White blood cell (WBC) counts of 100 x 109/l or greater have been observed in less than 1% of patients receiving pegfilgrastim. No adverse events directly attributable to this degree of leukocytosis have been reported. Such elevation in white blood cells is transient, typically seen 24 to 48 hrs after administration and is consistent with the pharmacodynamic effects of pegfilgrastim. Consistent with the clinical effects of pegfilgrastim and the potential for leukocytosis, a WBC count should be performed at regular intervals during therapy. If leukocyte counts exceed 50 x 109/L after the expected nadir; pegfilgrastim should be discontinued immediately.
If a serious allergic reaction occurs, appropriate therapy should be administered, with close patient follow-up over several days. Pegfilgrastim should be permanently discontinued in patients who experience a serious allergic reaction (see Adverse Reactions).

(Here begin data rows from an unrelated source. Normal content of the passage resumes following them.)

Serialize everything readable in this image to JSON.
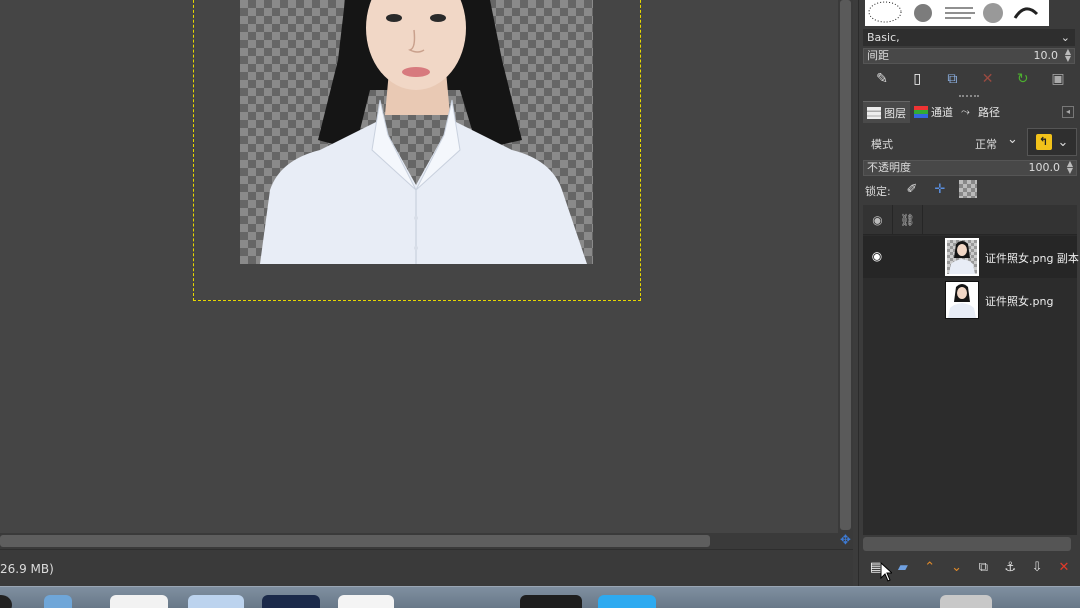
{
  "canvas": {
    "status_text": "26.9 MB)"
  },
  "brushes": {
    "preset_name": "Basic,",
    "spacing_label": "间距",
    "spacing_value": "10.0",
    "actions": [
      "edit-brush-icon",
      "new-brush-icon",
      "duplicate-brush-icon",
      "delete-brush-icon",
      "refresh-brushes-icon",
      "open-as-image-icon"
    ]
  },
  "layers_panel": {
    "tabs": [
      {
        "label": "图层",
        "icon": "layers-icon"
      },
      {
        "label": "通道",
        "icon": "channels-icon"
      },
      {
        "label": "路径",
        "icon": "paths-icon"
      }
    ],
    "mode_label": "模式",
    "mode_value": "正常",
    "opacity_label": "不透明度",
    "opacity_value": "100.0",
    "lock_label": "锁定:",
    "lock_icons": [
      "lock-pixels-icon",
      "lock-position-icon",
      "lock-alpha-icon"
    ],
    "layers": [
      {
        "name": "证件照女.png 副本",
        "visible": true,
        "selected": true
      },
      {
        "name": "证件照女.png",
        "visible": false,
        "selected": false
      }
    ],
    "actions": [
      "new-layer-icon",
      "new-layer-group-icon",
      "raise-layer-icon",
      "lower-layer-icon",
      "duplicate-layer-icon",
      "anchor-layer-icon",
      "merge-down-icon",
      "delete-layer-icon"
    ]
  },
  "colors": {
    "accent_blue": "#3d7bd6",
    "refresh_green": "#4caf2f",
    "delete_red": "#e03a2a",
    "selection_yellow": "#e6d700"
  }
}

The safety and efficacy of pegfilgrastim for the mobilisation of blood progenitor cells in patients or healthy donors has not been adequately evaluated.
The needle cover of the pre-filled syringe contains dry natural rubber (a derivative of latex), which may cause allergic reactions.
Increased haematopoietic activity of the bone marrow in response to growth factor therapy has been associated with transient positive bone imaging findings. This should be considered when interpreting bone-imaging results.
Peg-Alvograstim contains sorbitol. Patients with rare hereditary problems of fructose intolerance should not take this medicine.
Peg-Alvograstim contains less than 1 mmol (23 mg) sodium per 6 mg dose, i.e. essentially 'sodium-free'.
Effects on the ability to drive or use machines: No studies on the effects on the ability to drive and use machines have been performed with pegfilgrastim.